El humo. Las luces. La música a todo volumen, -me genera sordera-, el vodka, la cuba libre, la multitud, los necios que se empeñan en conversar, y se gritan al oído preguntas que, en un sitio más apropiado, no se atreverían a formular. Se empeñan en una interacción absurda, aun sabiendo que en ese tipo de tugurios lo importante es saber mover las caderas.

No tengo diez minutos en el antro, y ya recibo la primera invitación a bailar. Baile. Movimiento. Meneo de caderas. Roce de cuerpos. Sudor mezclado con perfume y humo. Una perfecta amalgama de narcóticos nocturnos. Un baile tras otro, la música no para de sonar. El cuerpo se adapta a esa rutina mecánica, pero sensual, y al manoseo. Las manos en la cintura, en las caderas, en el culo, en los pechos. Las frentes llenas de sudor se rozan al ritmo de la Electro. El deseo. El deseo aparece, es algo instintivo. La mente vuela, está en otro sitio. Uno tras otro, se repite la misma rutina.

Los cuerpos son masas aglutinadas, todas iguales, lo único que varía es la forma de moverse: unos más lascivos que otros, pero de todos modos aquello no es más que sexo con ropa. El vaivén es el mismo. No me preocupo por los rostros, la poca luz y el vodka en el cerebro, no me permiten distinguir entre uno u  otro compañero.

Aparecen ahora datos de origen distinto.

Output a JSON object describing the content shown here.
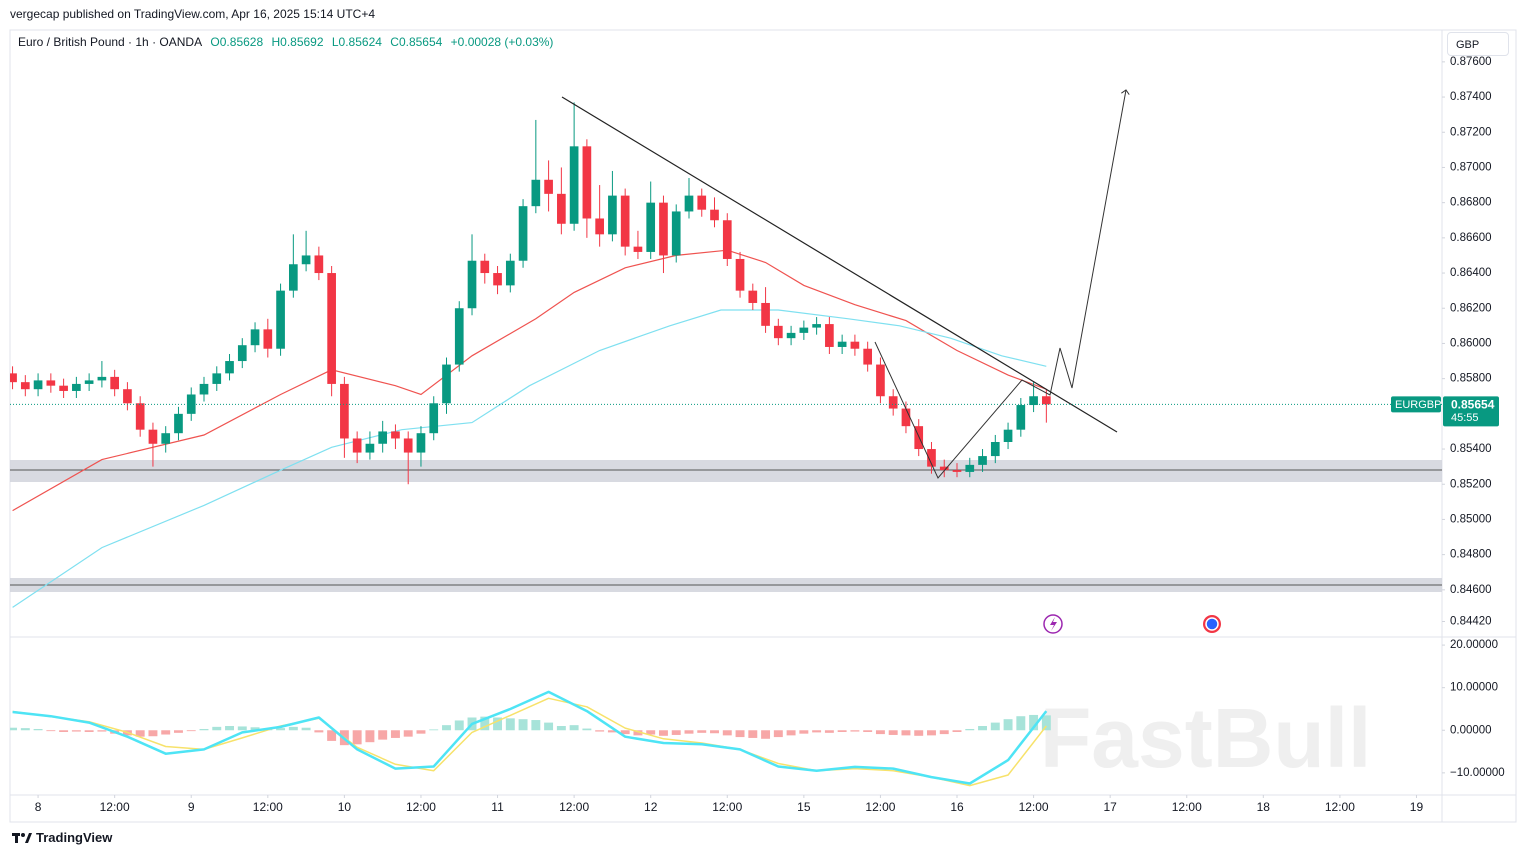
{
  "header": {
    "published": "vergecap published on TradingView.com, Apr 16, 2025 15:14 UTC+4"
  },
  "currency": "GBP",
  "watermark": "FastBull",
  "footer": "TradingView",
  "chart_data": [
    {
      "type": "candlestick",
      "legend": [
        "Euro / British Pound · 1h · OANDA",
        "O0.85628",
        "H0.85692",
        "L0.85624",
        "C0.85654",
        "+0.00028 (+0.03%)"
      ],
      "symbol": "EURGBP",
      "countdown": "45:55",
      "up_color": "#089981",
      "down_color": "#f23645",
      "x": [
        -4,
        -2,
        0,
        2,
        4,
        6,
        8,
        10,
        12,
        14,
        16,
        18,
        20,
        22,
        24,
        26,
        28,
        30,
        32,
        34,
        36,
        38,
        40,
        42,
        44,
        46,
        48,
        50,
        52,
        54,
        56,
        58,
        60,
        62,
        64,
        66,
        68,
        70,
        72,
        74,
        76,
        78,
        80,
        82,
        84,
        86,
        88,
        90,
        92,
        94,
        96,
        98,
        100,
        102,
        104,
        106,
        108,
        110,
        112,
        114,
        116,
        118,
        120,
        122,
        124,
        126,
        128,
        130,
        132,
        134,
        136,
        138,
        140,
        142,
        144,
        146,
        148,
        150,
        152,
        154,
        156,
        158
      ],
      "open": [
        0.8583,
        0.8578,
        0.8574,
        0.8579,
        0.8576,
        0.8573,
        0.8577,
        0.8579,
        0.8581,
        0.8574,
        0.8566,
        0.8551,
        0.8543,
        0.8549,
        0.856,
        0.8571,
        0.8577,
        0.8583,
        0.859,
        0.8599,
        0.8608,
        0.8597,
        0.863,
        0.8645,
        0.865,
        0.864,
        0.8577,
        0.8546,
        0.8538,
        0.8543,
        0.855,
        0.8546,
        0.8538,
        0.8549,
        0.8566,
        0.8588,
        0.862,
        0.8647,
        0.864,
        0.8633,
        0.8647,
        0.8678,
        0.8693,
        0.8685,
        0.8668,
        0.8712,
        0.8671,
        0.8662,
        0.8684,
        0.8655,
        0.8652,
        0.868,
        0.865,
        0.8675,
        0.8684,
        0.8676,
        0.867,
        0.8648,
        0.863,
        0.8623,
        0.861,
        0.8603,
        0.8606,
        0.8609,
        0.8611,
        0.8598,
        0.8601,
        0.8597,
        0.8588,
        0.857,
        0.8563,
        0.8553,
        0.854,
        0.853,
        0.8528,
        0.8527,
        0.8531,
        0.8536,
        0.8544,
        0.8551,
        0.8565,
        0.857
      ],
      "high": [
        0.8587,
        0.8582,
        0.8583,
        0.8583,
        0.858,
        0.8581,
        0.8583,
        0.859,
        0.8585,
        0.8578,
        0.857,
        0.8555,
        0.8553,
        0.8564,
        0.8575,
        0.8581,
        0.8587,
        0.8594,
        0.8603,
        0.8612,
        0.8614,
        0.8634,
        0.8662,
        0.8664,
        0.8655,
        0.8644,
        0.8581,
        0.855,
        0.855,
        0.8556,
        0.8554,
        0.855,
        0.8553,
        0.857,
        0.8592,
        0.8624,
        0.8662,
        0.8651,
        0.8644,
        0.8651,
        0.8682,
        0.8727,
        0.8704,
        0.87,
        0.8737,
        0.8716,
        0.869,
        0.8698,
        0.8688,
        0.8664,
        0.8692,
        0.8684,
        0.8679,
        0.8694,
        0.8688,
        0.8683,
        0.8674,
        0.8652,
        0.8634,
        0.8632,
        0.8614,
        0.861,
        0.8613,
        0.8615,
        0.8615,
        0.8605,
        0.8605,
        0.8601,
        0.8592,
        0.8574,
        0.8567,
        0.8557,
        0.8544,
        0.8534,
        0.8532,
        0.8535,
        0.854,
        0.8548,
        0.8555,
        0.8569,
        0.8578,
        0.8574
      ],
      "low": [
        0.8574,
        0.857,
        0.857,
        0.8572,
        0.8569,
        0.8569,
        0.8573,
        0.8575,
        0.857,
        0.8562,
        0.8547,
        0.853,
        0.8538,
        0.8545,
        0.8556,
        0.8567,
        0.8573,
        0.8579,
        0.8586,
        0.8595,
        0.8592,
        0.8593,
        0.8626,
        0.8641,
        0.8636,
        0.857,
        0.8535,
        0.8532,
        0.8534,
        0.8538,
        0.854,
        0.852,
        0.853,
        0.8545,
        0.856,
        0.8584,
        0.8616,
        0.8634,
        0.8628,
        0.8629,
        0.8643,
        0.8674,
        0.8675,
        0.8662,
        0.8664,
        0.866,
        0.8655,
        0.8658,
        0.865,
        0.8648,
        0.8648,
        0.864,
        0.8646,
        0.8671,
        0.8672,
        0.8666,
        0.8644,
        0.8626,
        0.8619,
        0.8606,
        0.8599,
        0.8599,
        0.8602,
        0.8605,
        0.8594,
        0.8594,
        0.8593,
        0.8584,
        0.8566,
        0.8559,
        0.8549,
        0.8536,
        0.8526,
        0.8524,
        0.8524,
        0.8524,
        0.8527,
        0.8532,
        0.854,
        0.8547,
        0.8561,
        0.8555
      ],
      "close": [
        0.8578,
        0.8574,
        0.8579,
        0.8576,
        0.8573,
        0.8577,
        0.8579,
        0.8581,
        0.8574,
        0.8566,
        0.8551,
        0.8543,
        0.8549,
        0.856,
        0.8571,
        0.8577,
        0.8583,
        0.859,
        0.8599,
        0.8608,
        0.8597,
        0.863,
        0.8645,
        0.865,
        0.864,
        0.8577,
        0.8546,
        0.8538,
        0.8543,
        0.855,
        0.8546,
        0.8538,
        0.8549,
        0.8566,
        0.8588,
        0.862,
        0.8647,
        0.864,
        0.8633,
        0.8647,
        0.8678,
        0.8693,
        0.8685,
        0.8668,
        0.8712,
        0.8671,
        0.8662,
        0.8684,
        0.8655,
        0.8652,
        0.868,
        0.865,
        0.8675,
        0.8684,
        0.8676,
        0.867,
        0.8648,
        0.863,
        0.8623,
        0.861,
        0.8603,
        0.8606,
        0.8609,
        0.8611,
        0.8598,
        0.8601,
        0.8597,
        0.8588,
        0.857,
        0.8563,
        0.8553,
        0.854,
        0.853,
        0.8528,
        0.8527,
        0.8531,
        0.8536,
        0.8544,
        0.8551,
        0.8565,
        0.857,
        0.85654
      ],
      "lines": [
        {
          "color": "#ef5350",
          "x": [
            -4,
            10,
            26,
            38,
            46,
            56,
            60,
            68,
            78,
            84,
            92,
            100,
            108,
            114,
            120,
            128,
            136,
            144,
            152,
            158
          ],
          "values": [
            0.8505,
            0.8534,
            0.8548,
            0.8571,
            0.8585,
            0.8576,
            0.8571,
            0.8593,
            0.8614,
            0.8629,
            0.8643,
            0.865,
            0.8653,
            0.8646,
            0.8633,
            0.8622,
            0.8613,
            0.8596,
            0.8582,
            0.8574
          ]
        },
        {
          "color": "#7fe0f0",
          "x": [
            -4,
            10,
            26,
            38,
            46,
            57,
            68,
            77,
            88,
            99,
            107,
            116,
            127,
            135,
            143,
            151,
            158
          ],
          "values": [
            0.845,
            0.8484,
            0.8508,
            0.8528,
            0.8541,
            0.8551,
            0.8555,
            0.8576,
            0.8596,
            0.861,
            0.8619,
            0.8619,
            0.8614,
            0.861,
            0.8603,
            0.8593,
            0.8587
          ]
        }
      ],
      "xlim": [
        -4.4,
        220
      ],
      "ylim": [
        0.84332,
        0.87781
      ],
      "yticks": [
        {
          "value": 0.876,
          "label": "0.87600"
        },
        {
          "value": 0.874,
          "label": "0.87400"
        },
        {
          "value": 0.872,
          "label": "0.87200"
        },
        {
          "value": 0.87,
          "label": "0.87000"
        },
        {
          "value": 0.868,
          "label": "0.86800"
        },
        {
          "value": 0.866,
          "label": "0.86600"
        },
        {
          "value": 0.864,
          "label": "0.86400"
        },
        {
          "value": 0.862,
          "label": "0.86200"
        },
        {
          "value": 0.86,
          "label": "0.86000"
        },
        {
          "value": 0.858,
          "label": "0.85800"
        },
        {
          "value": 0.854,
          "label": "0.85400"
        },
        {
          "value": 0.852,
          "label": "0.85200"
        },
        {
          "value": 0.85,
          "label": "0.85000"
        },
        {
          "value": 0.848,
          "label": "0.84800"
        },
        {
          "value": 0.846,
          "label": "0.84600"
        },
        {
          "value": 0.8442,
          "label": "0.84420"
        }
      ],
      "grid": false
    },
    {
      "type": "line",
      "x": [
        -4,
        2,
        8,
        14,
        20,
        26,
        32,
        38,
        44,
        50,
        56,
        62,
        68,
        74,
        80,
        86,
        92,
        98,
        104,
        110,
        116,
        122,
        128,
        134,
        140,
        146,
        152,
        158
      ],
      "series": [
        {
          "color": "#f7e26b",
          "values": [
            4.4,
            3.2,
            2.0,
            -0.5,
            -3.8,
            -4.5,
            -1.8,
            1.0,
            2.8,
            -4.0,
            -8.0,
            -9.5,
            -0.5,
            3.5,
            7.5,
            5.5,
            0.5,
            -2.0,
            -3.0,
            -4.5,
            -7.8,
            -9.5,
            -9.0,
            -9.5,
            -11.0,
            -13.0,
            -10.5,
            1.0
          ]
        },
        {
          "color": "#4ee4f5",
          "values": [
            4.3,
            3.3,
            1.8,
            -1.5,
            -5.5,
            -4.5,
            -0.5,
            0.8,
            3.0,
            -4.5,
            -9.0,
            -8.5,
            1.5,
            5.0,
            9.0,
            4.5,
            -1.5,
            -3.0,
            -3.3,
            -4.5,
            -8.5,
            -9.5,
            -8.6,
            -9.0,
            -11.0,
            -12.5,
            -7.0,
            4.5
          ]
        }
      ],
      "histogram": {
        "up_color": "#a7e3d9",
        "down_color": "#f7a7a7",
        "values": [
          0.6,
          0.5,
          0.3,
          -0.2,
          -0.4,
          -0.3,
          -0.4,
          -0.3,
          -0.8,
          -1.2,
          -1.5,
          -1.4,
          -1.0,
          -0.6,
          -0.2,
          0.3,
          0.8,
          1.0,
          0.9,
          0.7,
          0.4,
          0.5,
          0.8,
          0.6,
          -0.5,
          -2.5,
          -3.5,
          -3.3,
          -2.8,
          -2.2,
          -1.8,
          -1.5,
          -0.8,
          0.2,
          1.2,
          2.3,
          3.0,
          3.2,
          3.0,
          2.8,
          2.6,
          2.4,
          1.8,
          1.0,
          1.2,
          0.4,
          -0.3,
          -0.5,
          -0.9,
          -1.2,
          -1.0,
          -1.3,
          -1.1,
          -0.8,
          -0.6,
          -0.7,
          -1.2,
          -1.6,
          -1.8,
          -2.0,
          -1.6,
          -1.2,
          -0.8,
          -0.5,
          -0.6,
          -0.4,
          -0.3,
          -0.4,
          -0.9,
          -1.1,
          -1.2,
          -1.3,
          -1.2,
          -0.9,
          -0.4,
          0.3,
          1.0,
          1.8,
          2.6,
          3.3,
          3.6,
          3.5
        ]
      },
      "ylim": [
        -15.2,
        21.9
      ],
      "yticks": [
        {
          "value": 20,
          "label": "20.00000"
        },
        {
          "value": 10,
          "label": "10.00000"
        },
        {
          "value": 0,
          "label": "0.00000"
        },
        {
          "value": -10,
          "label": "−10.00000"
        }
      ],
      "xticks": [
        {
          "value": 0,
          "label": "8"
        },
        {
          "value": 12,
          "label": "12:00"
        },
        {
          "value": 24,
          "label": "9"
        },
        {
          "value": 36,
          "label": "12:00"
        },
        {
          "value": 48,
          "label": "10"
        },
        {
          "value": 60,
          "label": "12:00"
        },
        {
          "value": 72,
          "label": "11"
        },
        {
          "value": 84,
          "label": "12:00"
        },
        {
          "value": 96,
          "label": "12"
        },
        {
          "value": 108,
          "label": "12:00"
        },
        {
          "value": 120,
          "label": "15"
        },
        {
          "value": 132,
          "label": "12:00"
        },
        {
          "value": 144,
          "label": "16"
        },
        {
          "value": 156,
          "label": "12:00"
        },
        {
          "value": 168,
          "label": "17"
        },
        {
          "value": 180,
          "label": "12:00"
        },
        {
          "value": 192,
          "label": "18"
        },
        {
          "value": 204,
          "label": "12:00"
        },
        {
          "value": 216,
          "label": "19"
        }
      ]
    }
  ]
}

La cercanía es inevitable, lo siento pegado a mí. Sus manos no se despegan de mi cuerpo. Suena un reggaetón. “Dile que bailando te conocí, cuéntale”, asevera el cantante. Me parece conocido pero no recuerdo su nombre. Sus labios se deslizan, poco a poco, por mi cuello. La piel se eriza, mi mente está en otro lugar. No vacilan mucho, llegan a las mejillas, y se aventuran a mis labios. Los suyos saben a Cuba libre, son algo dulces. El reggaetonero sigue insistiendo, dice: “dile que beso mejor…”. Yo ni me entero, estoy ocupada pensando “¿Y si fuera ella? Con otro rostro y otro nombre diferente y otro cuerpo, pero sigue siendo ella, que otra vez me lleva; nunca me responde, si al girar la rueda. . . Ahh”, me susurra  al oído Alejandro Sanz . Mis manos acarician su cabello corto, y mi boca se enfrasca en la suya, dulce y avezada. Por unos segundos me sumerjo en la fantasía de pensar que no es mi acompañante quién me devora. “Abril”, susurro entre dientes, separando, a duras penas, sus labios de los míos.

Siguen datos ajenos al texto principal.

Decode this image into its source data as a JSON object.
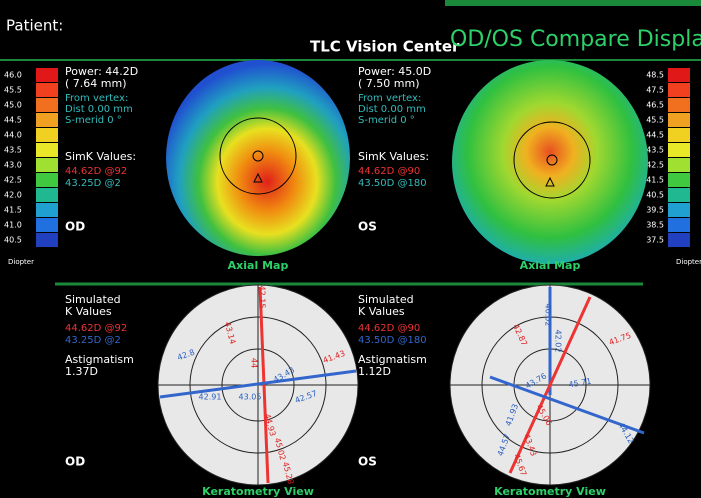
{
  "header": {
    "patient": "Patient:",
    "center": "TLC Vision Center",
    "title": "OD/OS Compare Display"
  },
  "scales": [
    {
      "values": [
        "46.0",
        "45.5",
        "45.0",
        "44.5",
        "44.0",
        "43.5",
        "43.0",
        "42.5",
        "42.0",
        "41.5",
        "41.0",
        "40.5"
      ],
      "unit": "Diopter"
    },
    {
      "values": [
        "48.5",
        "47.5",
        "46.5",
        "45.5",
        "44.5",
        "43.5",
        "42.5",
        "41.5",
        "40.5",
        "39.5",
        "38.5",
        "37.5"
      ],
      "unit": "Diopter"
    }
  ],
  "panels": [
    {
      "power": "Power: 44.2D",
      "radius": "( 7.64 mm)",
      "from_vertex": "From vertex:",
      "dist": "Dist  0.00 mm",
      "s_merid": "S-merid    0 °",
      "simk_heading": "SimK Values:",
      "simk": [
        "44.62D @92",
        "43.25D @2"
      ],
      "eye": "OD",
      "map_label": "Axial Map",
      "sim_heading": [
        "Simulated",
        "K Values"
      ],
      "astig_heading": "Astigmatism",
      "astig": "1.37D",
      "view_label": "Keratometry View",
      "kerato_labels": [
        "42.15",
        "43.14",
        "44",
        "42.8",
        "42.91",
        "43.05",
        "43.43",
        "42.57",
        "41.43",
        "44.93",
        "45.02",
        "45.28"
      ]
    },
    {
      "power": "Power: 45.0D",
      "radius": "( 7.50 mm)",
      "from_vertex": "From vertex:",
      "dist": "Dist  0.00 mm",
      "s_merid": "S-merid    0 °",
      "simk_heading": "SimK Values:",
      "simk": [
        "44.62D @90",
        "43.50D @180"
      ],
      "eye": "OS",
      "map_label": "Axial Map",
      "sim_heading": [
        "Simulated",
        "K Values"
      ],
      "astig_heading": "Astigmatism",
      "astig": "1.12D",
      "view_label": "Keratometry View",
      "kerato_labels": [
        "40.02",
        "42.02",
        "42.87",
        "41.75",
        "43.76",
        "45.71",
        "41.93",
        "44.57",
        "45.06",
        "43.43",
        "45.67",
        "44.12"
      ]
    }
  ]
}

            Disculpa, ¿qué dijiste? –me pregunta al oído.

            Que tengo calor, ¿nos tomamos un trago?

  Claro, mi bella, vamos por los tragos –afirma él.

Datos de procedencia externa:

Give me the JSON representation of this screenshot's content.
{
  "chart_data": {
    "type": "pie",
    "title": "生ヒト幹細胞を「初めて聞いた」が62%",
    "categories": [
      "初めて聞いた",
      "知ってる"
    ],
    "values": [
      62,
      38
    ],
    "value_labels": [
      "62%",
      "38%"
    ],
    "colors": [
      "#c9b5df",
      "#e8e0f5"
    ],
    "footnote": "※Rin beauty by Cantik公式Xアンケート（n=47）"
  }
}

El sabor a Vodka también me recuerda a Abril. Era su trago favorito, el problema venía cuando lo mezclaba con otras sustancias.

 ¿Y cómo te llamas, mi bella?

Alejandra –mascullé.

¡Qué casualidad! Yo me llamo Alejandro, nosotros como que estábamos destinados, belleza.

Le asiento con una sonrisa. Apenas puedo escuchar sus balbuceos. Mi mente vuelve a los acontecimientos de esta mañana, y a la última mirada de Abril. El pana vuelve a besarme. “Esos labios tuyos me provocan”, me susurra con su aliento a licor. Ignoro su comentario balurdo. Sólo quiero olvidar. Le beso con fuerza, con rabia. Soy un huracán en su boca, que lo revuelve todo sin contemplación, incluso, puedo sentir  su excitación en mi cintura. “Es mentira que sepan a vinagre los besos sin amor”, pienso en la canción de Sabina. “No es tu culpa, no es tu culpa, no se quiso dejar ayudar”, me repetía como un mantra. Deseo salir corriendo, estoy sudando frío, siendo escalofríos, me siento claustrofóbica. “Tengo que ayudarle, yo puedo ayudarle”, susurra una y otra vez la voz en mi cabeza. Él ni se entera, está muy inspirado cantando: “me tratas mal, pero me gusta”. ¡Pum Pum! Detonó el arma, y mi acompañante cayó a mis pies.


Entonces lo sentí, en toda mi piel, el vals de la muerte que abrasaba su vida. Y la mirada, la última mirada, como la de Abril. El vértigo me recorrió la columna, la gente gritaba y se dispersaba. Yo corrí. El tugurio era ahora un infierno. Igual que esta mañana. Sin embargo, esta vez a la pistola no la sostenían mis manos.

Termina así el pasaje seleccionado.